Staff help them to understand their emotions and begin to self-regulate their behaviour. Children follow their respectful role modelling and are consistently kind. They share resources willingly and play harmoniously with others.

The special educational needs coordinator (SENCo) is exceptionally experienced and knowledgeable. Children who may need additional support are identified extremely quickly and planning, with parents, to meet their needs is thorough. For example, additional staffing is provided to support children with SEND access learning activities.

The SENCo and staff consistently use training and advice from other professionals, such as occupational and speech therapists, to help ensure all children have the same opportunity to achieve the best start to their education.Staff use a range of very good strategies to promote toddlers' speech and communication skills. They consistently use signing and help children to use picture clues, to enhance understanding of speech.

They encourage conversation through carefully planned activities. For example, children use old telephones to hold pretend conversations with their friends and parents. Children clap with excitement and learn to listen carefully as they press buttons on a tablet to create noises and guess which animal is making the sounds.

They develop strong self-esteem and make very good progress in their learning and development.Children have good opportunities to explore the natural world and develop very good physical skills. For example, they are excited to feel the rain and run around in the wind.

Children look carefully at seeds and leaves falling from the trees. They develop good balance and challenge themselves as they climb on ladders, planks and frames.Teamwork and communication across the setting are very effective.

Staff feel well supported by the experienced leaders and managers. Staff are encouraged to continually reflect on their practice and take part in research. They benefit from excellent opportunities to develop their skills and knowledge further.

However, managers paused formal staff observation processes due to COVID-19 and resulting staff absence. As a result, monitoring of staff practice is not regular or strong enough, at present, to identify where some improvements need to be made to raise staff practice further.Managers and staff know the children and families very well.

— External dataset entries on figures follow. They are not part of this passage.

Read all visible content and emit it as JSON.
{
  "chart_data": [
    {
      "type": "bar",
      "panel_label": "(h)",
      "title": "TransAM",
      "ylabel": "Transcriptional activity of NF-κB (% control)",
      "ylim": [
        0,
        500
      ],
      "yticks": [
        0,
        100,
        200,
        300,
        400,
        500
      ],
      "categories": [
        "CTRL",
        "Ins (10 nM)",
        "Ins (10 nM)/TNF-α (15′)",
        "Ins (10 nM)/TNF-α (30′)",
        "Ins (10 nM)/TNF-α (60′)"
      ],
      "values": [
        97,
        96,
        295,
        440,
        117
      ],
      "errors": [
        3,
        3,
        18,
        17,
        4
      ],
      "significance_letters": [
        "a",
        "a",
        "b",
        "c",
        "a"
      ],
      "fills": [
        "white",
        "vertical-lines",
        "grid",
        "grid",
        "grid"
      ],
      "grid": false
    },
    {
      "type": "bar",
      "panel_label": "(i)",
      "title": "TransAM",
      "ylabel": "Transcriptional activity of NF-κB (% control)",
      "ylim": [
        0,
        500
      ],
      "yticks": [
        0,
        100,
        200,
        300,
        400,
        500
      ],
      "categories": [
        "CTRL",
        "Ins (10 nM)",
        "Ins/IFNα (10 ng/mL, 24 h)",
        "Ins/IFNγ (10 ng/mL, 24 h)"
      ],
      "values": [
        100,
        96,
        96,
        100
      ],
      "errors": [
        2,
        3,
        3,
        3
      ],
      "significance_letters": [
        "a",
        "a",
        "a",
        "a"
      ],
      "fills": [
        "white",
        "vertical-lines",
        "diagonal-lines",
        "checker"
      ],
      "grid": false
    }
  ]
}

They are completely committed to giving parents any advice they need to help support their children's development at home. Managers are gradually reinstating activities for parents, such as parents' evening and stay-and-play sessions in the setting, that were paused due to COVID-19.

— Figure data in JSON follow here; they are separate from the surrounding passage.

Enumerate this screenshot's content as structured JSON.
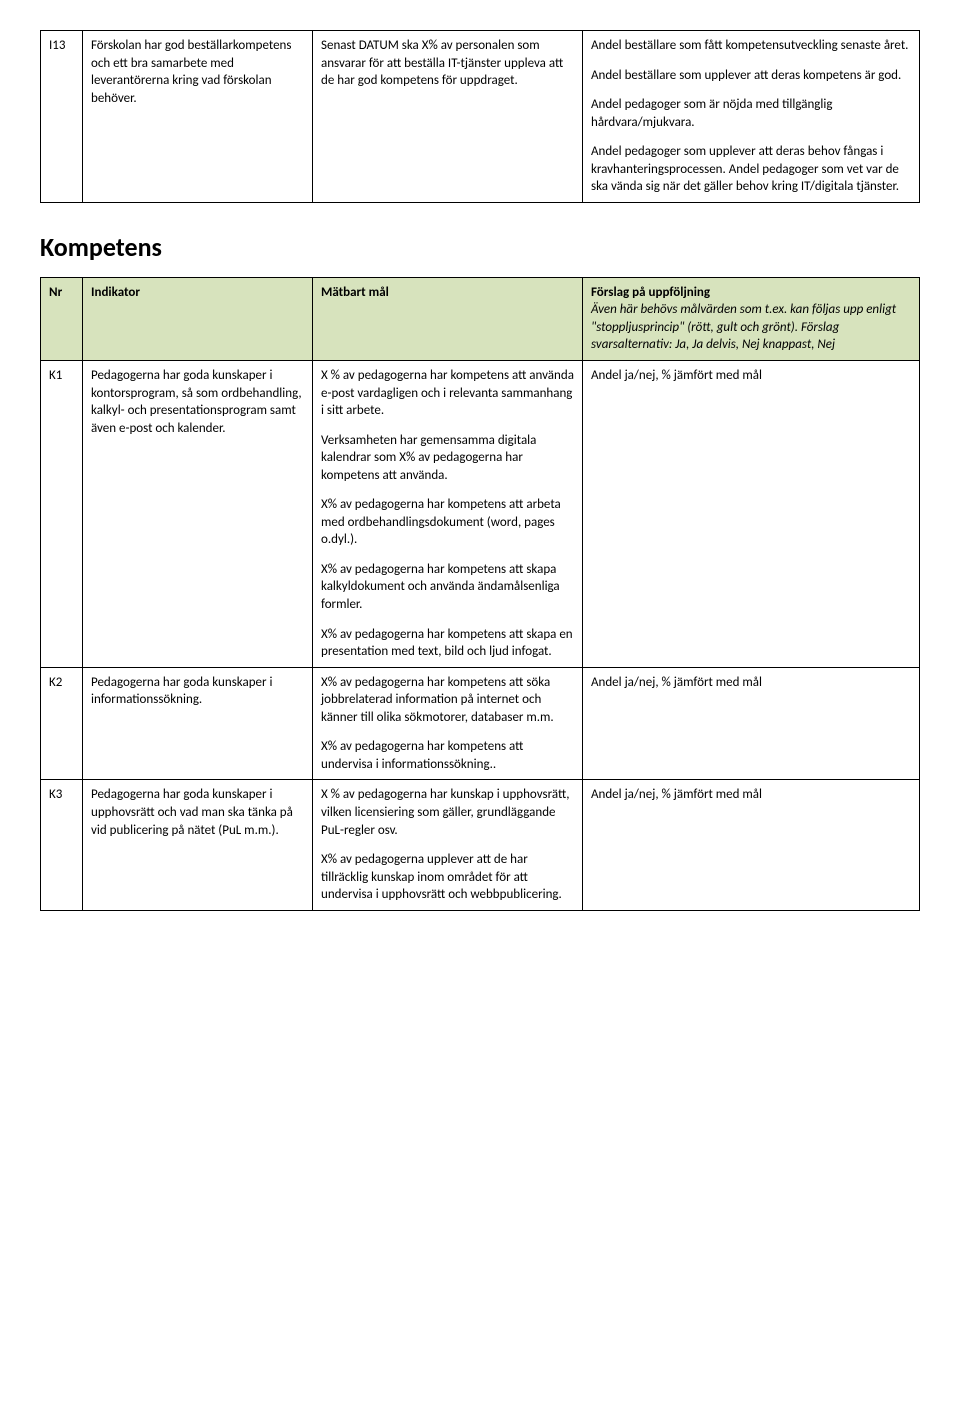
{
  "table1": {
    "rows": [
      {
        "nr": "I13",
        "indikator": "Förskolan har god beställarkompetens och ett bra samarbete med leverantörerna kring vad förskolan behöver.",
        "matbart": "Senast DATUM ska X% av personalen som ansvarar för att beställa IT-tjänster uppleva att de har god kompetens för uppdraget.",
        "uppfoljning": [
          "Andel beställare som fått kompetensutveckling senaste året.",
          "Andel beställare som upplever att deras kompetens är god.",
          "Andel pedagoger som är nöjda med tillgänglig hårdvara/mjukvara.",
          "Andel pedagoger som upplever att deras behov fångas i kravhanteringsprocessen. Andel pedagoger som vet var de ska vända sig när det gäller behov kring IT/digitala tjänster."
        ]
      }
    ]
  },
  "section_heading": "Kompetens",
  "table2": {
    "header": {
      "nr": "Nr",
      "indikator": "Indikator",
      "matbart": "Mätbart mål",
      "uppfoljning_bold": "Förslag på uppföljning",
      "uppfoljning_italic": "Även här behövs målvärden som t.ex. kan följas upp enligt \"stoppljusprincip\" (rött, gult och grönt). Förslag svarsalternativ: Ja, Ja delvis, Nej knappast, Nej"
    },
    "rows": [
      {
        "nr": "K1",
        "indikator": "Pedagogerna har goda kunskaper i kontorsprogram, så som ordbehandling, kalkyl- och presentationsprogram samt även e-post och kalender.",
        "matbart": [
          "X % av pedagogerna har kompetens att använda e-post vardagligen och i relevanta sammanhang i sitt arbete.",
          "Verksamheten har gemensamma digitala kalendrar som X% av pedagogerna har kompetens att använda.",
          "X% av pedagogerna har kompetens att arbeta med ordbehandlingsdokument (word, pages o.dyl.).",
          "X% av pedagogerna har kompetens att skapa kalkyldokument och använda ändamålsenliga formler.",
          "X% av pedagogerna har kompetens att skapa en presentation med text, bild och ljud infogat."
        ],
        "uppfoljning": "Andel ja/nej, % jämfört med mål"
      },
      {
        "nr": "K2",
        "indikator": "Pedagogerna har goda kunskaper i informationssökning.",
        "matbart": [
          "X% av pedagogerna har kompetens att söka jobbrelaterad information på internet och känner till olika sökmotorer, databaser m.m.",
          "X% av pedagogerna har kompetens att undervisa i informationssökning.."
        ],
        "uppfoljning": "Andel ja/nej, % jämfört med mål"
      },
      {
        "nr": "K3",
        "indikator": "Pedagogerna har goda kunskaper i upphovsrätt och vad man ska tänka på vid publicering på nätet (PuL m.m.).",
        "matbart": [
          "X % av pedagogerna har kunskap i upphovsrätt, vilken licensiering som gäller, grundläggande PuL-regler osv.",
          "X% av pedagogerna upplever att de har tillräcklig kunskap inom området för att undervisa i upphovsrätt och webbpublicering."
        ],
        "uppfoljning": "Andel ja/nej, % jämfört med mål"
      }
    ]
  }
}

The arrangements for safeguarding are effective.

Managers and staff have a strong culture of safeguarding. They discuss safeguarding issues regularly and always have children's safety and well-being in mind. Managers follow safe recruitment practices to ensure staff are suitable to work with children.

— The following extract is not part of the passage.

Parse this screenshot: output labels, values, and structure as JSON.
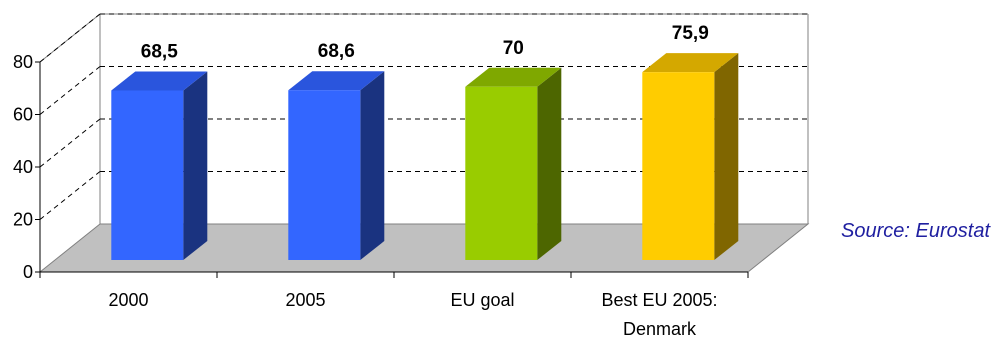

Staff have regular first aid and safeguarding training. They know what to do in a medical emergency. Staff follow clear procedures if they have any concern about a child's welfare or the behaviour of a colleague.

Managers and staff actively work with families and other agencies to ensure any early intervention needed happens promptly. Resources are well maintained and the premises are secure.

What does the setting need to do to improve?

To further improve the quality of the early years provision, the provider should: review and improve the system for monitoring, so that staff practice is consistently of high quality.